Yet his primary audience, the investors whose decisions spread Fed policy through the economy, responded as if the news had been grim. The Standard Poor’s 500-stock index took its worst two-day dive since November 2011 and has lost 5 percent of its value in the last month. Wells Fargo, the nation’s largest mortgage lender, raised its advertised rate on 30-year loans to 4.5 percent from 3.9 percent in the same period.
The call-and-response underscores the complexity of the Fed’s task as it seeks to do more to help the economy, but not too much.
Fed officials increasingly are convinced that they are finally doing enough to stimulate the economy — not just the steps already taken, but the plans they have detailed for the next several years. That is why they felt comfortable suggesting that they could begin before the end of the year to scale back their purchases of government securities. But some critics see clear evidence in the persistence of high unemployment and low inflation that the Fed should do even more. And many others are simply nervous.
“People aren’t sure that the economy is well enough for the Fed to pull back,” said Paul Christopher, chief international strategist at Wells Fargo Advisors. “The market is signaling to the Fed that we don’t trust your assessment of the economy; we don’t trust your assessment of inflation.”
On Wednesday, Mr. Bernanke sought to underscore that the Fed still planned to stimulate the economy on a big scale over the next few years. The central bank continues to hold short-term interest rates near zero, and Mr. Bernanke said it might maintain that policy for longer than previously expected. The Fed has amassed more than $3 trillion in Treasury securities and mortgage-backed securities, and Mr. Bernanke said that it no longer intended to sell the mortgage bonds as the economy improved.
Yet public attention focused almost entirely on the least potent part of the Fed’s stimulus effort, its pledge to expand its holdings of mortgage bonds and Treasuries to increase job growth.

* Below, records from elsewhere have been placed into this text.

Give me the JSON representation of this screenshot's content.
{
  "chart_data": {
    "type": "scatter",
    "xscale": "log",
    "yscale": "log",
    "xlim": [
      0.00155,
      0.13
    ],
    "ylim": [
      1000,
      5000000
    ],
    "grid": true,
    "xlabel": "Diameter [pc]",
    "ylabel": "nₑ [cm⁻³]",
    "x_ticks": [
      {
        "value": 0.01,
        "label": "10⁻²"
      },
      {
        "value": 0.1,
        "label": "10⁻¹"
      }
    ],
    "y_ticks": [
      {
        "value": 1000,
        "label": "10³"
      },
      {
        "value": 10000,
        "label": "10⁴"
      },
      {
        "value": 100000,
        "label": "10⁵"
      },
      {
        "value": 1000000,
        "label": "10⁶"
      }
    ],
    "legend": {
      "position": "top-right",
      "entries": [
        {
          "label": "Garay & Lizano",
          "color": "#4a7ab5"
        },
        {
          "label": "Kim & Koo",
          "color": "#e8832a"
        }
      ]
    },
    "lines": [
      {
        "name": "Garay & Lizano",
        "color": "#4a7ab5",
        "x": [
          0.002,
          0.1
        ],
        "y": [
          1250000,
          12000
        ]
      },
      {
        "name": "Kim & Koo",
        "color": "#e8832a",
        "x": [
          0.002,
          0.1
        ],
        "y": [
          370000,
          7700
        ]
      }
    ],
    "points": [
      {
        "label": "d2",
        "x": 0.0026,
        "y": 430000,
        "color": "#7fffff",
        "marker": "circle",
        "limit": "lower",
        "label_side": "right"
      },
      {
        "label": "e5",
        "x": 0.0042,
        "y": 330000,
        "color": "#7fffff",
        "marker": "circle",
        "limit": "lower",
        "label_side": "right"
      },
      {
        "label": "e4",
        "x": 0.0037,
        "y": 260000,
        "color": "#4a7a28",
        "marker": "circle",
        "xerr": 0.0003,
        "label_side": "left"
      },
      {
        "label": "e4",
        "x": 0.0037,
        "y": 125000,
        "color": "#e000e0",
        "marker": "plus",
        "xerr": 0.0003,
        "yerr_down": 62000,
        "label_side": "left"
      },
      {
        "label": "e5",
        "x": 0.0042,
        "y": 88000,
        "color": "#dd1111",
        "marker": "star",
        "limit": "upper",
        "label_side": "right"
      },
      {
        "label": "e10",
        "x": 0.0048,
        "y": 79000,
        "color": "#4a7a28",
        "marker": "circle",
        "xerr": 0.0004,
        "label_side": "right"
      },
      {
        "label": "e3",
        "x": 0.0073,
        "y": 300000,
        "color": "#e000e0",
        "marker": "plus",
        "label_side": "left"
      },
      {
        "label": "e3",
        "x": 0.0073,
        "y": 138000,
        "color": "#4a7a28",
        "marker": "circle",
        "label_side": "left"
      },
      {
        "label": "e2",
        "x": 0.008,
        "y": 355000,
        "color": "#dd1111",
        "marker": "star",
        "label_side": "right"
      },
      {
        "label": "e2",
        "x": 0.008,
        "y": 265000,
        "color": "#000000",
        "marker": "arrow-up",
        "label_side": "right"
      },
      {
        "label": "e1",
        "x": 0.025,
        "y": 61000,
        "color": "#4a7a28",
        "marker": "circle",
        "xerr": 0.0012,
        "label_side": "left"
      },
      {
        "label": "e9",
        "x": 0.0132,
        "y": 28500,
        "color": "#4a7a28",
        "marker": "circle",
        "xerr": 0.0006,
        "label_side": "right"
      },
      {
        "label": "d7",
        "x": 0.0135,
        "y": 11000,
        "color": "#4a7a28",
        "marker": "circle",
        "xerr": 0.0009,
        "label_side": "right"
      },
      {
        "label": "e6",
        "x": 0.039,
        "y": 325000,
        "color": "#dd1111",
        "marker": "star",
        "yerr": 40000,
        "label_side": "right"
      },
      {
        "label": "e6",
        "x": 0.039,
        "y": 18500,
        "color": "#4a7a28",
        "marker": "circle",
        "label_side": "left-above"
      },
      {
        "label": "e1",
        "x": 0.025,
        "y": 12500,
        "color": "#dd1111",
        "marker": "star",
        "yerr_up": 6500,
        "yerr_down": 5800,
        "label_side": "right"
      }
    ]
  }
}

Those purchases will continue for now, but Mr. Bernanke for the first time sketched a timeline for winding them down, beginning this year and ending next summer, as long as growth keeps pace with the Fed’s expectations. Specifically, he said that the Fed expected the unemployment rate to decline to 7 percent by next summer, from 7.6 percent in May.

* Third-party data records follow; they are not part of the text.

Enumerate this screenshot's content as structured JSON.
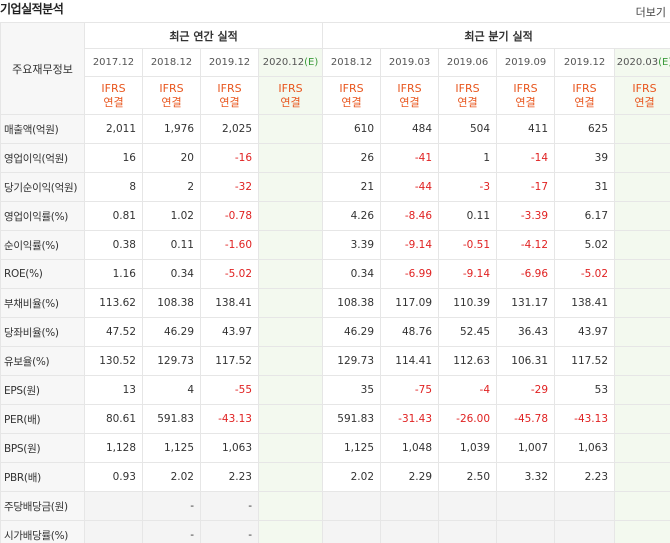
{
  "header": {
    "title": "기업실적분석",
    "more": "더보기"
  },
  "table": {
    "corner": "주요재무정보",
    "groups": [
      {
        "label": "최근 연간 실적",
        "span": 4
      },
      {
        "label": "최근 분기 실적",
        "span": 6
      }
    ],
    "columns": [
      {
        "period": "2017.12",
        "ifrs": "IFRS",
        "consolidated": "연결"
      },
      {
        "period": "2018.12",
        "ifrs": "IFRS",
        "consolidated": "연결"
      },
      {
        "period": "2019.12",
        "ifrs": "IFRS",
        "consolidated": "연결"
      },
      {
        "period": "2020.12",
        "mark": "(E)",
        "ifrs": "IFRS",
        "consolidated": "연결"
      },
      {
        "period": "2018.12",
        "ifrs": "IFRS",
        "consolidated": "연결"
      },
      {
        "period": "2019.03",
        "ifrs": "IFRS",
        "consolidated": "연결"
      },
      {
        "period": "2019.06",
        "ifrs": "IFRS",
        "consolidated": "연결"
      },
      {
        "period": "2019.09",
        "ifrs": "IFRS",
        "consolidated": "연결"
      },
      {
        "period": "2019.12",
        "ifrs": "IFRS",
        "consolidated": "연결"
      },
      {
        "period": "2020.03",
        "mark": "(E)",
        "ifrs": "IFRS",
        "consolidated": "연결"
      }
    ],
    "rows": [
      {
        "label": "매출액(억원)",
        "values": [
          "2,011",
          "1,976",
          "2,025",
          null,
          "610",
          "484",
          "504",
          "411",
          "625",
          null
        ]
      },
      {
        "label": "영업이익(억원)",
        "values": [
          "16",
          "20",
          "-16",
          null,
          "26",
          "-41",
          "1",
          "-14",
          "39",
          null
        ]
      },
      {
        "label": "당기순이익(억원)",
        "values": [
          "8",
          "2",
          "-32",
          null,
          "21",
          "-44",
          "-3",
          "-17",
          "31",
          null
        ]
      },
      {
        "label": "영업이익률(%)",
        "values": [
          "0.81",
          "1.02",
          "-0.78",
          null,
          "4.26",
          "-8.46",
          "0.11",
          "-3.39",
          "6.17",
          null
        ]
      },
      {
        "label": "순이익률(%)",
        "values": [
          "0.38",
          "0.11",
          "-1.60",
          null,
          "3.39",
          "-9.14",
          "-0.51",
          "-4.12",
          "5.02",
          null
        ]
      },
      {
        "label": "ROE(%)",
        "values": [
          "1.16",
          "0.34",
          "-5.02",
          null,
          "0.34",
          "-6.99",
          "-9.14",
          "-6.96",
          "-5.02",
          null
        ]
      },
      {
        "label": "부채비율(%)",
        "values": [
          "113.62",
          "108.38",
          "138.41",
          null,
          "108.38",
          "117.09",
          "110.39",
          "131.17",
          "138.41",
          null
        ]
      },
      {
        "label": "당좌비율(%)",
        "values": [
          "47.52",
          "46.29",
          "43.97",
          null,
          "46.29",
          "48.76",
          "52.45",
          "36.43",
          "43.97",
          null
        ]
      },
      {
        "label": "유보율(%)",
        "values": [
          "130.52",
          "129.73",
          "117.52",
          null,
          "129.73",
          "114.41",
          "112.63",
          "106.31",
          "117.52",
          null
        ]
      },
      {
        "label": "EPS(원)",
        "values": [
          "13",
          "4",
          "-55",
          null,
          "35",
          "-75",
          "-4",
          "-29",
          "53",
          null
        ]
      },
      {
        "label": "PER(배)",
        "values": [
          "80.61",
          "591.83",
          "-43.13",
          null,
          "591.83",
          "-31.43",
          "-26.00",
          "-45.78",
          "-43.13",
          null
        ]
      },
      {
        "label": "BPS(원)",
        "values": [
          "1,128",
          "1,125",
          "1,063",
          null,
          "1,125",
          "1,048",
          "1,039",
          "1,007",
          "1,063",
          null
        ]
      },
      {
        "label": "PBR(배)",
        "values": [
          "0.93",
          "2.02",
          "2.23",
          null,
          "2.02",
          "2.29",
          "2.50",
          "3.32",
          "2.23",
          null
        ]
      },
      {
        "label": "주당배당금(원)",
        "values": [
          null,
          "-",
          "-",
          null,
          null,
          null,
          null,
          null,
          null,
          null
        ]
      },
      {
        "label": "시가배당률(%)",
        "values": [
          null,
          "-",
          "-",
          null,
          null,
          null,
          null,
          null,
          null,
          null
        ]
      }
    ]
  }
}
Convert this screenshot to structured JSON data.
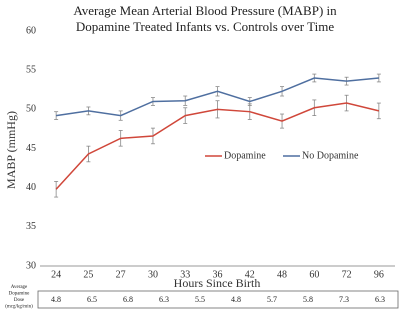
{
  "chart_data": {
    "type": "line",
    "title": [
      "Average Mean Arterial Blood Pressure (MABP) in",
      "Dopamine Treated Infants vs. Controls over Time"
    ],
    "y_label": "MABP (mmHg)",
    "x_label": "Hours Since Birth",
    "categories": [
      "24",
      "25",
      "27",
      "30",
      "33",
      "36",
      "42",
      "48",
      "60",
      "72",
      "96"
    ],
    "series": [
      {
        "name": "Dopamine",
        "color": "#d0473a",
        "values": [
          39.8,
          44.3,
          46.3,
          46.6,
          49.2,
          50.0,
          49.7,
          48.5,
          50.2,
          50.8,
          49.8
        ],
        "errors": [
          1.0,
          1.0,
          1.0,
          1.0,
          1.0,
          1.1,
          1.0,
          0.9,
          1.0,
          1.0,
          1.0
        ]
      },
      {
        "name": "No Dopamine",
        "color": "#4f6fa0",
        "values": [
          49.2,
          49.8,
          49.2,
          51.0,
          51.1,
          52.3,
          51.0,
          52.3,
          54.0,
          53.6,
          54.0
        ],
        "errors": [
          0.5,
          0.5,
          0.6,
          0.5,
          0.6,
          0.6,
          0.5,
          0.6,
          0.5,
          0.5,
          0.5
        ]
      }
    ],
    "ylim": [
      30,
      60
    ],
    "yticks": [
      30,
      35,
      40,
      45,
      50,
      55,
      60
    ],
    "dose_table": {
      "label": [
        "Average",
        "Dopamine",
        "Dose",
        "(mcg/kg/min)"
      ],
      "values": [
        "4.8",
        "6.5",
        "6.8",
        "6.3",
        "5.5",
        "4.8",
        "5.7",
        "5.8",
        "7.3",
        "6.3"
      ]
    }
  }
}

Many investors responded as if Mr. Bernanke had said only that the Fed soon intended to reduce its bond purchases.
This was a good demonstration of the difference between probably and certainly. While the timeline generally corresponded to investors’ expectations, Mr. Bernanke’s remarks made it official. And his repeated insistence that investors should focus instead on the evolution of economic data worked about as well as telling people not to think about purple kangaroos.

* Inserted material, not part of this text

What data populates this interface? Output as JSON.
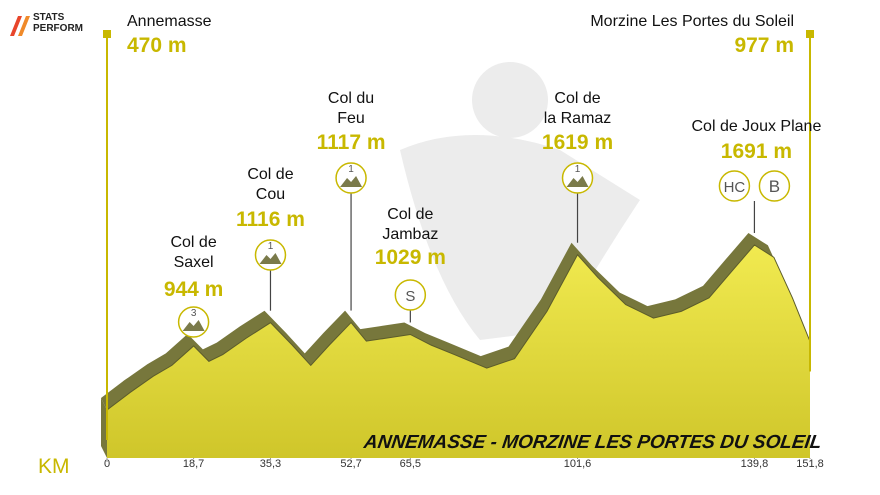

“If you draw the conclusion that I’ve just said that our policies, that our purchases will end in the middle of next year, you’ve drawn the wrong conclusion, because our purchases are tied to what happens in the economy,” Mr. Bernanke said in one response to a question at a news conference on Wednesday.
Some analysts and economists said the reaction was particularly striking because the Fed seemed more committed than ever to its stimulus campaign.
“They are getting very close to where I would have had them be two or three years ago,” said Joseph E. Gagnon, a former Fed economist and architect of the first round of asset purchases who is now a senior fellow at the Peterson Institute for International Economics. “I find it odd, and probably the chairman is surprised and unhappy with the market reaction, too.”
The Fed declined on Thursday to comment on the market reaction to Mr. Bernanke’s remarks. But he expressed himself clearly during the news conference on the negative market response since his last public appearance in May. “Well, we were a little puzzled by that,” he said.
He also acknowledged that the Fed might need to respond if the market’s reaction persisted. “It’s important to understand that our policies are economic-dependent,” he said. “And in particular, if financial conditions move in a way that makes this economic scenario unlikely, for example, then that would be a reason for us to adjust our policy.”
Some analysts said that would not be necessary, arguing that the market would soon settle down.
Others, however, saw legitimate reasons for concern.
The Fed has made the unemployment rate the measuring stick for its stimulus effort. It doubled down on Wednesday by saying that it would buy bonds until the rate fell to 7 percent.
But the unemployment rate so far has fallen almost entirely because people have stopped looking for work. The share of adults with jobs, known as the employment-to-population ratio, has barely changed over the last three years. In past recoveries, declining unemployment has encouraged people to re-enter the labor market, but some economists argue that that will not begin to happen until the rate falls well below 7 percent.
“Why is monetary policy linked to unemployment rate as opposed to employment-to-population ratio?” Amir Sufi, an economist at the University of Chicago, wrote on Twitter. “Seems bonkers. Does anyone seriously think labor market is improving dramatically?”
Jan Hatzius, chief economist at Goldman Sachs, wrote in an e-mail that he doubted the Fed’s current plans would be sufficient. “I am much less sanguine under our forecasts for the economy,” he wrote, “and to a somewhat lesser degree even under theirs.”